Disclosed in this report any change in the registrant’s internal control over financial reporting that occurred during the registrant’s most recent fiscal quarter (the registrant’s fourth fiscal quarter in the case of an annual report) that has materially affected, or is reasonably likely to materially affect, the registrant’s internal control over financial reporting; and    
5.
The registrant’s other certifying officer and I have disclosed, based on our most recent evaluation of internal control over financial reporting, to the registrant’s auditors and the audit committee of registrant’s board of directors (or persons performing the equivalent functions):
a.
All significant deficiencies and material weaknesses in the design or operation of internal control over financial reporting which are reasonably likely to adversely affect the registrant’s ability to record, process, summarize and report financial information; and
b.
Any fraud, whether or not material, that involves management or other employees who have a significant role in the registrant’s internal control over financial reporting.
 
Date: 
August 2, 2018
/s/ Christopher R. Pizzi
 
 
Christopher R. Pizzi
SVP & Chief Financial Officer (Principal Accounting and Financial Officer)


Exhibit


EXHIBIT 32.1
 
CERTIFICATION PURSUANT TO 18 U.S.C. SECTION 1350
 
In connection with the accompanying Quarterly Report on Form 10-Q of Cross Country Healthcare, Inc. (the Company) for the quarterly period ended June 30, 2018, (the "Periodic Report"), I, William J. Grubbs, President and Chief Executive Officer of the Company, hereby certify pursuant to 18 U.S.C. Section 1350, as adopted pursuant to Section 906 of the Sarbanes-Oxley Act of 2002, that to my knowledge the Periodic Report fully complies with the requirements of Section 13(a) or 15(d) of the Securities Exchange Act of 1934 and that the information contained in the Periodic Report fairly presents, in all material respects, the financial condition and results of operations of the Company.
 
Date: 
August 2, 2018
/s/ William J. Grubbs
 
 
William J. Grubbs
President, Chief Executive Officer, Director
(Principal Executive Officer)

A signed original of this written statement required by Section 906, or other document authenticating, acknowledging, or otherwise adopting the signature that appears in typed form within the electronic version of this written statement required by Section 906, has been provided to Cross Country Healthcare, Inc. and will be retained by Cross Country Healthcare, Inc. and furnished to the Securities and Exchange Commission or its staff upon request.
 
The foregoing certification is provided solely for purposes of complying with the provisions of Section 906 of the Sarbanes-Oxley Act of 2002.


Exhibit


EXHIBIT 32.2
 
CERTIFICATION PURSUANT TO 18 U.S.C. SECTION 1350
 
In connection with the accompanying Quarterly Report on Form 10-Q of Cross Country Healthcare, Inc. (the "Company") for the quarterly period ended June 30, 2018, (the "Periodic Report"), I, Christopher R. Pizzi, SVP & Chief Financial Officer of the Company, hereby certify pursuant to 18 U.S.C. Section 1350, as adopted pursuant to Section 906 of the Sarbanes-Oxley Act of 2002, that to my knowledge the Periodic Report fully complies with the requirements of Section 13(a) or 15(d) of the Securities Exchange Act of 1934 and that the information contained in the Periodic Report fairly presents, in all material respects, the financial condition and results of operations of the Company.
 
Date:
August 2, 2018
/s/ Christopher R. Pizzi
 
 
Christopher R. Pizzi
SVP & Chief Financial Officer (Principal Accounting and Financial Officer)

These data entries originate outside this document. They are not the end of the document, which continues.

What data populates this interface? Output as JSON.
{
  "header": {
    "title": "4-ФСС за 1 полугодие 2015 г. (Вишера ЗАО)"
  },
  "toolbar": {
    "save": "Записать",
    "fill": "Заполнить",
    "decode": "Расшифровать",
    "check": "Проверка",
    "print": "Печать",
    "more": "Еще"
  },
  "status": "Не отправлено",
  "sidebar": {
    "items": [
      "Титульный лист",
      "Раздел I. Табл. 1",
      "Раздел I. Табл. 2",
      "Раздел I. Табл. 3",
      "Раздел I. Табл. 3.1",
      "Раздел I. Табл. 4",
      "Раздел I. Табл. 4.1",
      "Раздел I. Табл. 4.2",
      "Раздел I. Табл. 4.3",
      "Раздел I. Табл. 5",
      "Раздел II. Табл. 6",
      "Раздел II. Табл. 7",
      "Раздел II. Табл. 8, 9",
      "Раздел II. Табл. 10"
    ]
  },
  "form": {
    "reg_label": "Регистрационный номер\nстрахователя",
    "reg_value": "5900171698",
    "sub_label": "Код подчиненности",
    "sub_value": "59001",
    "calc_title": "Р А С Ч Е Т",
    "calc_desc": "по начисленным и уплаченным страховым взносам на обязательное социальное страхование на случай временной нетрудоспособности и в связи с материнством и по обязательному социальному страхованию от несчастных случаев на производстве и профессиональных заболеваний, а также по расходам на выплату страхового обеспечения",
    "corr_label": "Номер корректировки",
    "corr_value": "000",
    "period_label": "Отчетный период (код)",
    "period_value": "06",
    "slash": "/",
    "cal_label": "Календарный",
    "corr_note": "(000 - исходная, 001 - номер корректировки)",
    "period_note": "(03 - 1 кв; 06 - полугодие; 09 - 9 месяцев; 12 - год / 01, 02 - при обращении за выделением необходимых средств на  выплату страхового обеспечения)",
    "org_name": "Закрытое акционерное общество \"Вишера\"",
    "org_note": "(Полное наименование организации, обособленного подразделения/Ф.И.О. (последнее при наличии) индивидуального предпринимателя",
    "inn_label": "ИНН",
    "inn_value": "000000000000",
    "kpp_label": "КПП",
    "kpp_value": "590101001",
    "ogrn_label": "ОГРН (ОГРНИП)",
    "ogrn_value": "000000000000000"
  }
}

A signed original of this written statement required by Section 906, or other document authenticating, acknowledging, or otherwise adopting the signature that appears in typed form within the electronic version of this written statement required by Section 906, has been provided to Cross Country Healthcare, Inc. and will be retained by Cross Country Healthcare, Inc. and furnished to the Securities and Exchange Commission or its staff upon request.
 
The foregoing certification is provided solely for purposes of complying with the provisions of Section 906 of the Sarbanes-Oxley Act of 2002.